The European Commission has unveiled plans to greatly increase the number of Europeans using public and commercial services online over the next decade.
Neelie Kroes, the EU commissioner for digital affairs, said 30% of Europeans have never used the Internet.
Beyond that, there are four times as many music downloads in the U.S than in Europe, and only 1% of Europeans have access to fiber-based high-speed networks, she said, compared to 12% in Japan and 15% of South Koreans.
And Europe lags behind its main competitors in developing cutting edge technologies, she said.
The reasons, Kroes told a news conference, are weak investments — EU spending is 40 percent of that of the US — and national borders that “hamper access to pan-European telecoms services, digital services and content.”
To catch up, she said, EU governments must double their annual spending on research and development to €11 billion by 2020.
Kroes’ “Digital Agenda” includes steps to improve information technology standards and compatibility, eliminate regulatory barriers, encourage electronic payments and simplify digital copyright management and licensing.

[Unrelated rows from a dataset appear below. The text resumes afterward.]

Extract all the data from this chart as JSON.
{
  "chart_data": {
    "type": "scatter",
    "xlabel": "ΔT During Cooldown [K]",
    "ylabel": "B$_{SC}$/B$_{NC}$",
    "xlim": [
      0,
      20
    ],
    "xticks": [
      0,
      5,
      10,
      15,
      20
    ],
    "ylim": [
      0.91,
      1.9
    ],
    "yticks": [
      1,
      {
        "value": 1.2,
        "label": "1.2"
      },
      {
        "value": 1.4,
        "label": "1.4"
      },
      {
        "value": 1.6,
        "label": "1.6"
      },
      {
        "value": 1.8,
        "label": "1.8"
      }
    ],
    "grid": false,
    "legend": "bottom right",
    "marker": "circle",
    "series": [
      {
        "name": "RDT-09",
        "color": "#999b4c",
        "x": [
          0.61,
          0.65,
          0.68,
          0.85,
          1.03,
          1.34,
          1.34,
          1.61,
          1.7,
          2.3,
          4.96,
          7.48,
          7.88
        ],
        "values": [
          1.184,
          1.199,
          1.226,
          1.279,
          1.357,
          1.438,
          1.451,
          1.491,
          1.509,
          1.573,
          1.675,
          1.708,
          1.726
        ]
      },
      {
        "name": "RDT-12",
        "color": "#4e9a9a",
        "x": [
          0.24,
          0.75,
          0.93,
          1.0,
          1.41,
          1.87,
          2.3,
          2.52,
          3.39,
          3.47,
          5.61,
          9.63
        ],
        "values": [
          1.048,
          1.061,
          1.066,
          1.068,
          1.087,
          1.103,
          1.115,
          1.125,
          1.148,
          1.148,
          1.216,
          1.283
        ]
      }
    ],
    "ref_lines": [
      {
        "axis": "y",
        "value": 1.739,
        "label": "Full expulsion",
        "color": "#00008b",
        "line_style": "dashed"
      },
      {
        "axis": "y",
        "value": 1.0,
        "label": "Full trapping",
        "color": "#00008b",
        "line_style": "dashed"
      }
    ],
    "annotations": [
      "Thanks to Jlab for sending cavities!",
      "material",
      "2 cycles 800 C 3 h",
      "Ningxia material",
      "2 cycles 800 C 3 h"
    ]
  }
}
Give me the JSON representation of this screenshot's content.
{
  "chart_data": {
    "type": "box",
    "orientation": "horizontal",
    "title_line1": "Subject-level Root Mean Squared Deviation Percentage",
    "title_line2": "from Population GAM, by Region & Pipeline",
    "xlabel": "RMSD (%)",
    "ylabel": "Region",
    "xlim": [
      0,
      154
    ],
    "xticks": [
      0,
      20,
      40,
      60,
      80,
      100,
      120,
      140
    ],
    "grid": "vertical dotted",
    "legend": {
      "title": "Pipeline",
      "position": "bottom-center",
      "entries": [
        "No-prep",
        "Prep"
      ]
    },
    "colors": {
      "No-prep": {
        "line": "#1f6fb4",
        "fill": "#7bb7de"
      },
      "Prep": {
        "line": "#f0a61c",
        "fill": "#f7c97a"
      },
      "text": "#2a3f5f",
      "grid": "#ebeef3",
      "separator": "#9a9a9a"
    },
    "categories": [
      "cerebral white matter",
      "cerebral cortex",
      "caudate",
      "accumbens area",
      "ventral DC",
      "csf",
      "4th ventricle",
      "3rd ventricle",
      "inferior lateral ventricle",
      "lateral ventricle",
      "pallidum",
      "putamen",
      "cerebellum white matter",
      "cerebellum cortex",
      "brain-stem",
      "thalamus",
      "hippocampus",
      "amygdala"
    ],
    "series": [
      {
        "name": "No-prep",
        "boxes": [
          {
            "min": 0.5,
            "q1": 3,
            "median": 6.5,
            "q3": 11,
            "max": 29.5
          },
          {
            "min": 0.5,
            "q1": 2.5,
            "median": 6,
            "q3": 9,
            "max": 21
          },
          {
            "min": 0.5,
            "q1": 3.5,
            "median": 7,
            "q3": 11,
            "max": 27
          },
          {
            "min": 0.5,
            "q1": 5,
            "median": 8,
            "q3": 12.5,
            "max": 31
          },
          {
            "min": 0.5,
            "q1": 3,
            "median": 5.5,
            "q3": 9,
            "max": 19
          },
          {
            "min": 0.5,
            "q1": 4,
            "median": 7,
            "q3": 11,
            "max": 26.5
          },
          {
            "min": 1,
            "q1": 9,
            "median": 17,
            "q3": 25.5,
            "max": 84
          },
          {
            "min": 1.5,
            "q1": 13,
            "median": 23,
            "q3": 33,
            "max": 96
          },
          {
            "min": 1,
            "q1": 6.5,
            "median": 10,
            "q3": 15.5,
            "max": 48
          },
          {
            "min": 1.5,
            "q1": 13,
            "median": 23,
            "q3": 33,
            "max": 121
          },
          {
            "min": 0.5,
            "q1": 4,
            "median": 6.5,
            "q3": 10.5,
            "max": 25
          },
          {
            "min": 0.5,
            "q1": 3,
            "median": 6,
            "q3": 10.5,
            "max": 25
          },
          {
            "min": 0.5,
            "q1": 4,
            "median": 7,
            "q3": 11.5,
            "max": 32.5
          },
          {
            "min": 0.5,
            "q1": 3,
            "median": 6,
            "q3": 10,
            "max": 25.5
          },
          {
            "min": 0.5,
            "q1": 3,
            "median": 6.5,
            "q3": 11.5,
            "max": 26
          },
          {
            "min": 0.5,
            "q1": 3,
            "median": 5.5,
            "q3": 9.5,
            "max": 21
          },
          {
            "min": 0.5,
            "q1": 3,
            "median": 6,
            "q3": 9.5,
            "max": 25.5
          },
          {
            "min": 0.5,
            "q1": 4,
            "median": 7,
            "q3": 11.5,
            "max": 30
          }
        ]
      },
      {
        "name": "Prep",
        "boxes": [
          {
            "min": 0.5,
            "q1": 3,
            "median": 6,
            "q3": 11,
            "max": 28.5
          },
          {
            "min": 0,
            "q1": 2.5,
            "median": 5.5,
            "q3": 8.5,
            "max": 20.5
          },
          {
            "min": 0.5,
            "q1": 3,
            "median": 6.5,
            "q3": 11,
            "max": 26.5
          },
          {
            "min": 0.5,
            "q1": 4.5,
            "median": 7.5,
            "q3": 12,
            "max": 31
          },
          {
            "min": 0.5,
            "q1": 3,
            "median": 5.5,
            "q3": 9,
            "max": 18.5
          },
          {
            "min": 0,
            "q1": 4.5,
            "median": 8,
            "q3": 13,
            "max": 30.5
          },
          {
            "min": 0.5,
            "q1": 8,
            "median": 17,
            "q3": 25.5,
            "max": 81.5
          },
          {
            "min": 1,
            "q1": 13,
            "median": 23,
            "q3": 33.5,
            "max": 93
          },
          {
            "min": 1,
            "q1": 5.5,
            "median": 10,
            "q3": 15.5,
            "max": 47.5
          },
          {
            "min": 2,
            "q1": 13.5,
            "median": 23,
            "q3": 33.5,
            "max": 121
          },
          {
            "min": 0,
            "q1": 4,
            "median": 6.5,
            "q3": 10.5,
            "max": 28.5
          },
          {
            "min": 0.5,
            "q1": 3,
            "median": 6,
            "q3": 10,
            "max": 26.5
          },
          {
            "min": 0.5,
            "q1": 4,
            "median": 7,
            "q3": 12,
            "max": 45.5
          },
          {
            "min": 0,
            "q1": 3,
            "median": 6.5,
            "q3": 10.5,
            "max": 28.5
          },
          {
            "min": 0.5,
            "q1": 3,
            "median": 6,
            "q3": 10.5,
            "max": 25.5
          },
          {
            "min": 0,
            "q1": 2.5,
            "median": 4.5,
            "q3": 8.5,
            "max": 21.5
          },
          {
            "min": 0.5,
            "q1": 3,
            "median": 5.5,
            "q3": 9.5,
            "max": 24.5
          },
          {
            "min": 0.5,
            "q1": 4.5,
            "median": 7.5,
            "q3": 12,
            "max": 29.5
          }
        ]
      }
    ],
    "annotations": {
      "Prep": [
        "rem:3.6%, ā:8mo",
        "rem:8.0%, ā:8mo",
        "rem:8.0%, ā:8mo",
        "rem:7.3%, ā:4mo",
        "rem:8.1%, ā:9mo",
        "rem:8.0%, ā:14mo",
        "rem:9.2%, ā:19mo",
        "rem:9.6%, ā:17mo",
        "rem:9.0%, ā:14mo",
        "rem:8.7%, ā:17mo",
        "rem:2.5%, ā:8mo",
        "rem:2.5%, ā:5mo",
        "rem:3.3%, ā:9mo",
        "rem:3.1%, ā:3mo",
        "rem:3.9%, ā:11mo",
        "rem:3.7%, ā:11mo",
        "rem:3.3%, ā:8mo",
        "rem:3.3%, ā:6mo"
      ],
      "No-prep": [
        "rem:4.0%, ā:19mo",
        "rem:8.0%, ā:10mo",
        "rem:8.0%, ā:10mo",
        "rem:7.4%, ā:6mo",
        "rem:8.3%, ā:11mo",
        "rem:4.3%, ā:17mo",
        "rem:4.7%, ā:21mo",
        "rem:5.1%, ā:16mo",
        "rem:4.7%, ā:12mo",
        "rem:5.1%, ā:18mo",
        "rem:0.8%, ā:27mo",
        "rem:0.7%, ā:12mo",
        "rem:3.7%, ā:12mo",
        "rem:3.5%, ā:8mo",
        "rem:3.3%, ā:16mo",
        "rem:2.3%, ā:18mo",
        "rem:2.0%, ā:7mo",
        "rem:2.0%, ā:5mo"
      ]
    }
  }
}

Kroes said the European Commission will put forward a raft of measures — including 31 EU laws — over the next 2-3 years to get more Europeans online by 2020. She outlined these goals:
_ Broadband coverage for all EU citizens by 2013.
_ By 2015, 50 percent of Europeans shopping and using public services online.
_ By 2020, broadband coverage at 30 megabytes per second and more for at least half EU households.
Kroes said Europeans are unlikely to go online more unless they feel safe. That means EU governments must tackle “the rise of ‘cybercrime,’ ranging from child abuse to identity theft,” she said.